Rolando Aarons plays with a youthful exuberance that is illustrated in his ambitious and adventurous play. He always looks to take the game to the opposition with his dynamism, pace and technical ability. As with almost every young speedy wideman, Aarons still has work to do to improve his decision-making. His pace advantage and skill will get him past his marker, but all that means nothing if he fails to make the right decision when it comes to his final ball. The potential is certainly there for Rolando Aarons to become one of the best and most exciting attackers of his generation in English football. Possibly European continental football as well. Keep working hard, as he has done thus far, and football fans around the world will love watching him speed past one opponent after another on his way to goals/assists.
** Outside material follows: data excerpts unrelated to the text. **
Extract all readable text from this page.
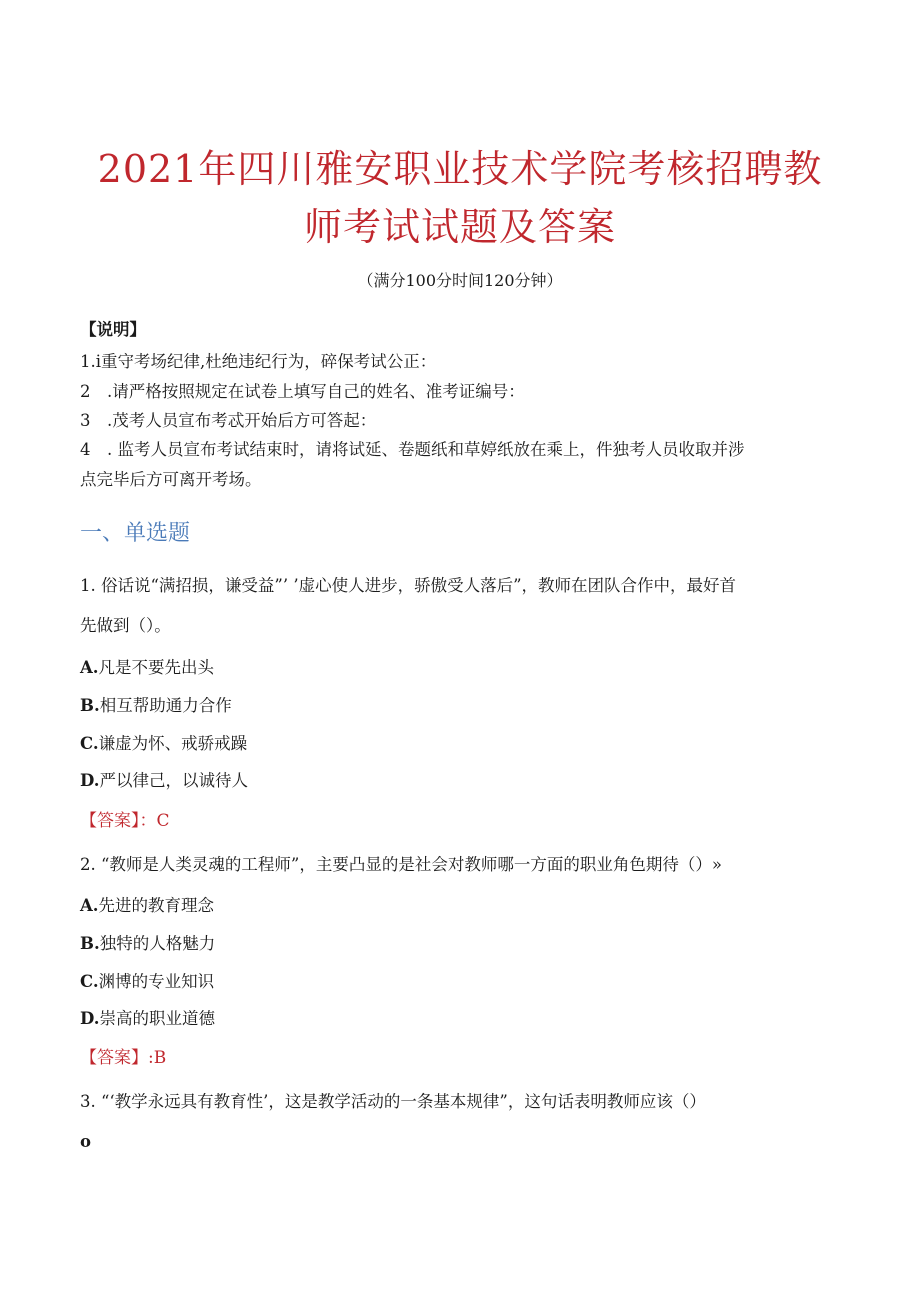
2021年四川雅安职业技术学院考核招聘教
师考试试题及答案
（满分100分时间120分钟）
【说明】
1.i重守考场纪律,杜绝违纪行为，碎保考试公正：
2　.请严格按照规定在试卷上填写自己的姓名、准考证编号：
3　.茂考人员宣布考忒开始后方可答起：
4　. 监考人员宣布考试结束时，请将试延、卷题纸和草婷纸放在乘上，件独考人员收取并涉
点完毕后方可离开考场。
一、单选题
1. 俗话说“满招损，谦受益”’ ’虚心使人进步，骄傲受人落后”，教师在团队合作中，最好首
先做到（）。
A.凡是不要先出头
B.相互帮助通力合作
C.谦虚为怀、戒骄戒躁
D.严以律己，以诚待人
【答案】：C
2. “教师是人类灵魂的工程师”，主要凸显的是社会对教师哪一方面的职业角色期待（）»
A.先进的教育理念
B.独特的人格魅力
C.渊博的专业知识
D.崇高的职业道德
【答案】:B
3. “‘教学永远具有教育性’，这是教学活动的一条基本规律”，这句话表明教师应该（）
o
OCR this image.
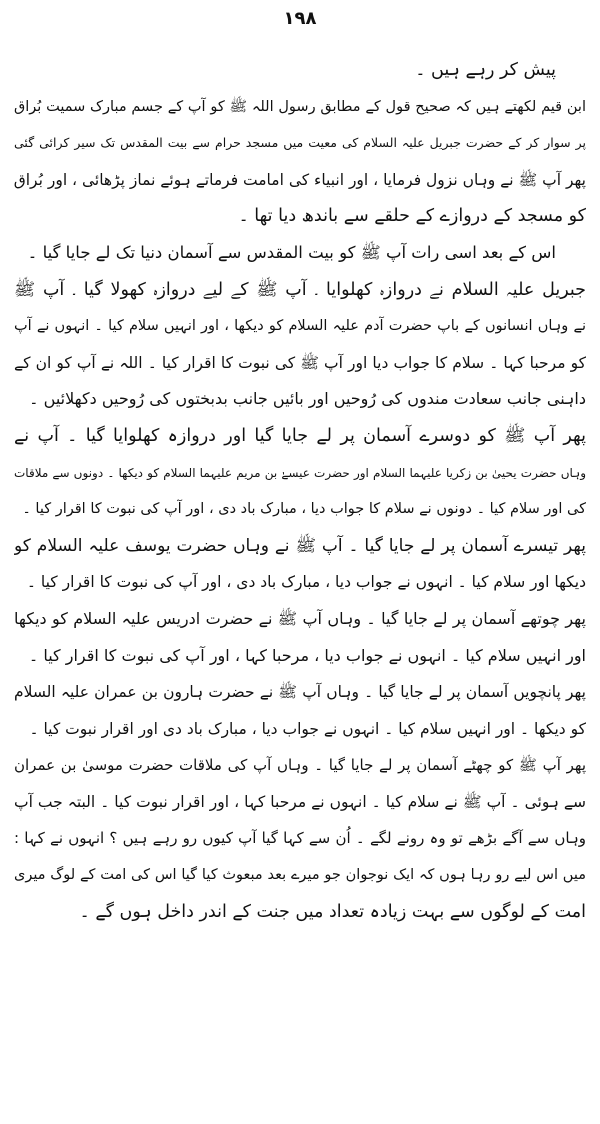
۱۹۸
پیش کر رہے ہیں ۔
ابن قیم لکھتے ہیں کہ صحیح قول کے مطابق رسول اللہ ﷺ کو آپ کے جسم مبارک سمیت بُراق
پر سوار کر کے حضرت جبریل علیہ السلام کی معیت میں مسجد حرام سے بیت المقدس تک سیر کرائی گئی
پھر آپ ﷺ نے وہاں نزول فرمایا ، اور انبیاء کی امامت فرماتے ہوئے نماز پڑھائی ، اور بُراق
کو مسجد کے دروازے کے حلقے سے باندھ دیا تھا ۔
اس کے بعد اسی رات آپ ﷺ کو بیت المقدس سے آسمان دنیا تک لے جایا گیا ۔
جبریل علیہ السلام نے دروازہ کھلوایا ۔ آپ ﷺ کے لیے دروازہ کھولا گیا ۔ آپ ﷺ
نے وہاں انسانوں کے باپ حضرت آدم علیہ السلام کو دیکھا ، اور انہیں سلام کیا ۔ انہوں نے آپ
کو مرحبا کہا ۔ سلام کا جواب دیا اور آپ ﷺ کی نبوت کا اقرار کیا ۔ اللہ نے آپ کو ان کے
داہنی جانب سعادت مندوں کی رُوحیں اور بائیں جانب بدبختوں کی رُوحیں دکھلائیں ۔
پھر آپ ﷺ کو دوسرے آسمان پر لے جایا گیا اور دروازہ کھلوایا گیا ۔ آپ نے
وہاں حضرت یحییٰ بن زکریا علیہما السلام اور حضرت عیسےٰ بن مریم علیہما السلام کو دیکھا ۔ دونوں سے ملاقات
کی اور سلام کیا ۔ دونوں نے سلام کا جواب دیا ، مبارک باد دی ، اور آپ کی نبوت کا اقرار کیا ۔
پھر تیسرے آسمان پر لے جایا گیا ۔ آپ ﷺ نے وہاں حضرت یوسف علیہ السلام کو
دیکھا اور سلام کیا ۔ انہوں نے جواب دیا ، مبارک باد دی ، اور آپ کی نبوت کا اقرار کیا ۔
پھر چوتھے آسمان پر لے جایا گیا ۔ وہاں آپ ﷺ نے حضرت ادریس علیہ السلام کو دیکھا
اور انہیں سلام کیا ۔ انہوں نے جواب دیا ، مرحبا کہا ، اور آپ کی نبوت کا اقرار کیا ۔
پھر پانچویں آسمان پر لے جایا گیا ۔ وہاں آپ ﷺ نے حضرت ہارون بن عمران علیہ السلام
کو دیکھا ۔ اور انہیں سلام کیا ۔ انہوں نے جواب دیا ، مبارک باد دی اور اقرار نبوت کیا ۔
پھر آپ ﷺ کو چھٹے آسمان پر لے جایا گیا ۔ وہاں آپ کی ملاقات حضرت موسیٰ بن عمران
سے ہوئی ۔ آپ ﷺ نے سلام کیا ۔ انہوں نے مرحبا کہا ، اور اقرار نبوت کیا ۔ البتہ جب آپ
وہاں سے آگے بڑھے تو وہ رونے لگے ۔ اُن سے کہا گیا آپ کیوں رو رہے ہیں ؟ انہوں نے کہا :
میں اس لیے رو رہا ہوں کہ ایک نوجوان جو میرے بعد مبعوث کیا گیا اس کی امت کے لوگ میری
امت کے لوگوں سے بہت زیادہ تعداد میں جنت کے اندر داخل ہوں گے ۔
What does the future hold?
For all his promise and potential, Rolando Aarons’ injury issues have to be settled if he is to push on and shine on the pitch. For a player of his pace, it is always a worry that a multitude of injuries – hamstring issues, which makes it a huge concern – would eventually take their toll. Touch wood, he could end up losing that sublime burst of pace that, with his trickery and technical ability, allows him to go past players for fun. However, he has since returned to 1st-team action and one would expect him to have a good pre-season in the months ahead before kicking on in 2015/16.
On the potential transfer side of things, Manchester City, Liverpool and Arsenal have been linked with a move for the youngster. However, in the short-term, Rolando Aarons should stay put at Newcastle and focus on truly making his mark on Tyneside. He would do well to add his name to the likes of David Ginola and Laurent Robert, players who have lit up St James’ Park with their quality and flair. In the long-term, if Newcastle are not able to satisfy Aarons’ ambitions, then it would be time for the inevitable parting of ways.
“It’s not like my personality to get carried away with anything. I like to take things in my stride and I’m quite humble, so it’s all fine.” Rolando Aarons
Aarons has the mentality required – humble, hardworking – to realise his potential. Hopefully injuries don’t clip his wings before he takes off. In football, Rolando Aarons has the potential to soar to great heights.